Ribuan buruh bernyanyi bersama saat band Slank beraksi di Sportmall Kelapa Gading, Jakarta (12/02). Slank hibur buruh usai melakukan long march dari Bundaran HI hingga Istana Negara dengan menuntut pemerintahan SBY-Boediono menjalankan jaminan kesehatan bagi buruh dan menaikkan upah minimum buruh. TEMPO/Dasril Roszandi
TEMPO.CO,Jakarta - Wakil Ketua Umum Kamar Dagang dan Industri Indonesia Sarman Simanjorang menyayangkan Keputusan Presiden yang menjadikan 1 Mei sebagai hari libur nasional. Ia berpendapat, tak ada kepentingan mendesak untuk meliburkan kegiatan industri pada peringatan Hari Buruh. (baca: HariBuruh, 10 Ribu Orang Unjuk Rasa di Istana)
"Urgensinya tidak ada," kata Sarman melalui siaran pers, Rabu, 30 April 2014. Menurut dia, penetapan hari libur pada 1 Mei di negara lain tak bisa dijadikan pertimbangan untuk melakukan hal serupa karena perbedaan kondisi. (Baca: 1 Mei, Wakil Kapolri Sarankan Buruh Berbagi Rezeki)
Sarman berujar, seharusnya pemerintah mengeluarkan peraturan yang mewajibkan perusahaan industri mengisi Hari Buruh dengan kegiatan internal seperti pelatihan sumber daya manusia, olahraga, dan kesenian. Dia menganggap acara tersebut lebih bermanfaat ketimbang meliburkan industri.
Sarman mengatakan seharusnya pemerintah ingat akan penilaian World Economic Forum (WEF) yang menyatakan daya saing Indonesia lebih rendah dibandingkan dengan perusahaan internasional ataupun lingkungan regional ASEAN. Indonesia berada di peringkat ke-50 dari 144 negara. Posisi ini berada jauh di bawah Singapura yang menempati urutan kedua, Malaysia di nomor ke-25, Brunei Darussalam pada urutan ke-28, dan Thailand yang menempati posisi ke-38.

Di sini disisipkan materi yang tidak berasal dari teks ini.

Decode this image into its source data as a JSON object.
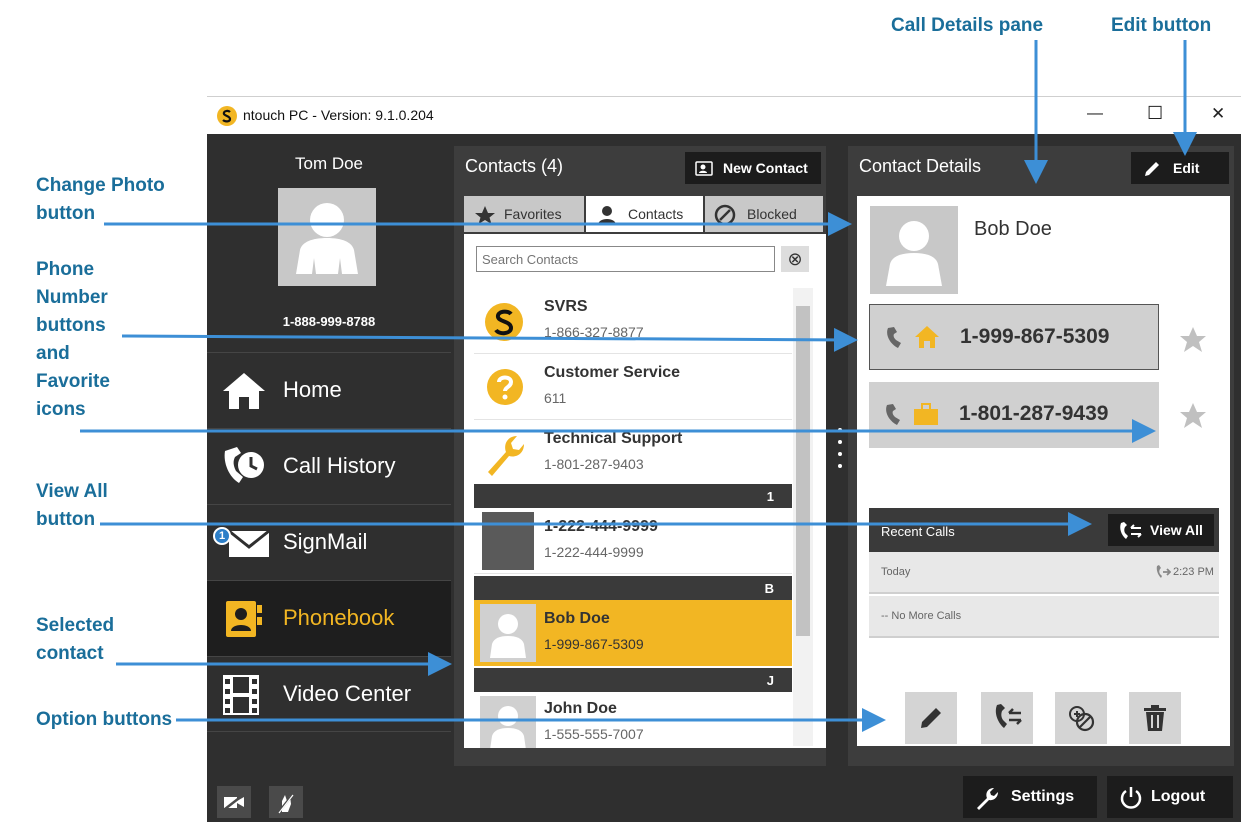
{
  "callouts": {
    "call_details_pane": "Call Details pane",
    "edit_button": "Edit button",
    "change_photo": [
      "Change Photo",
      "button"
    ],
    "phone_numbers": [
      "Phone",
      "Number",
      "buttons",
      "and",
      "Favorite",
      "icons"
    ],
    "view_all": [
      "View All",
      "button"
    ],
    "selected_contact": [
      "Selected",
      "contact"
    ],
    "option_buttons": "Option buttons"
  },
  "window": {
    "title": "ntouch PC  -  Version:  9.1.0.204",
    "controls": {
      "minimize": "—",
      "maximize": "☐",
      "close": "✕"
    }
  },
  "user": {
    "name": "Tom Doe",
    "phone": "1-888-999-8788"
  },
  "nav": [
    {
      "label": "Home",
      "icon": "home-icon"
    },
    {
      "label": "Call History",
      "icon": "call-history-icon"
    },
    {
      "label": "SignMail",
      "icon": "envelope-icon",
      "badge": "1"
    },
    {
      "label": "Phonebook",
      "icon": "phonebook-icon",
      "active": true
    },
    {
      "label": "Video Center",
      "icon": "film-icon"
    }
  ],
  "contacts_panel": {
    "title": "Contacts (4)",
    "new_contact_label": "New Contact",
    "tabs": [
      "Favorites",
      "Contacts",
      "Blocked"
    ],
    "active_tab": "Contacts",
    "search_placeholder": "Search Contacts",
    "clear_icon": "⊗",
    "list": [
      {
        "name": "SVRS",
        "phone": "1-866-327-8877",
        "icon": "svrs-logo-icon"
      },
      {
        "name": "Customer Service",
        "phone": "611",
        "icon": "question-icon"
      },
      {
        "name": "Technical Support",
        "phone": "1-801-287-9403",
        "icon": "wrench-icon"
      }
    ],
    "sections": [
      {
        "header": "1",
        "contacts": [
          {
            "name": "1-222-444-9999",
            "phone": "1-222-444-9999"
          }
        ]
      },
      {
        "header": "B",
        "contacts": [
          {
            "name": "Bob Doe",
            "phone": "1-999-867-5309",
            "selected": true
          }
        ]
      },
      {
        "header": "J",
        "contacts": [
          {
            "name": "John Doe",
            "phone": "1-555-555-7007"
          }
        ]
      }
    ]
  },
  "details_panel": {
    "title": "Contact Details",
    "edit_label": "Edit",
    "contact_name": "Bob Doe",
    "numbers": [
      {
        "number": "1-999-867-5309",
        "type_icon": "home-icon",
        "favorite": true
      },
      {
        "number": "1-801-287-9439",
        "type_icon": "briefcase-icon",
        "favorite": false
      }
    ],
    "recent_calls": {
      "title": "Recent Calls",
      "view_all_label": "View All",
      "rows": [
        {
          "label": "Today",
          "time": "2:23 PM"
        },
        {
          "label": "-- No More Calls",
          "time": ""
        }
      ]
    },
    "option_buttons": [
      "edit-pencil-icon",
      "call-icon",
      "block-icon",
      "trash-icon"
    ]
  },
  "bottom_bar": {
    "settings_label": "Settings",
    "logout_label": "Logout"
  },
  "colors": {
    "accent": "#f2b623",
    "callout": "#1a6e9a",
    "arrow": "#3d8fd6",
    "dark_bg": "#2f2f2f"
  }
}
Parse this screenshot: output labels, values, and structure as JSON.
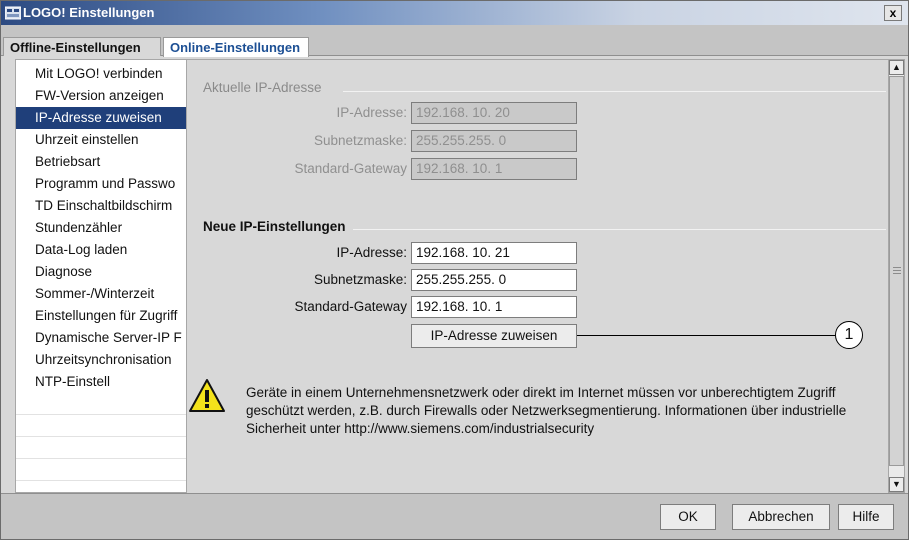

Selain itu, Sarman mengatakan, menjadikan Hari Buruh sebagai hari libur juga merugikan pengusaha. Ia mencontohkan, perusahaan padat karya bidang garmen akan mengalami kerugian lantaran target hasil produksi tidak tercapai. (Baca: HariBuruh, 10 Ribu Orang Unjuk Rasa di Istana)
Untuk menghindari pembayaran sanksi, perusahaan harus menerapkan lembur dengan pembayaran gaji dua kali lipat. "Bayangkan berapa besar kerugian yang harus ditanggung dunia usaha akibat proses yang berhenti," ujarnya.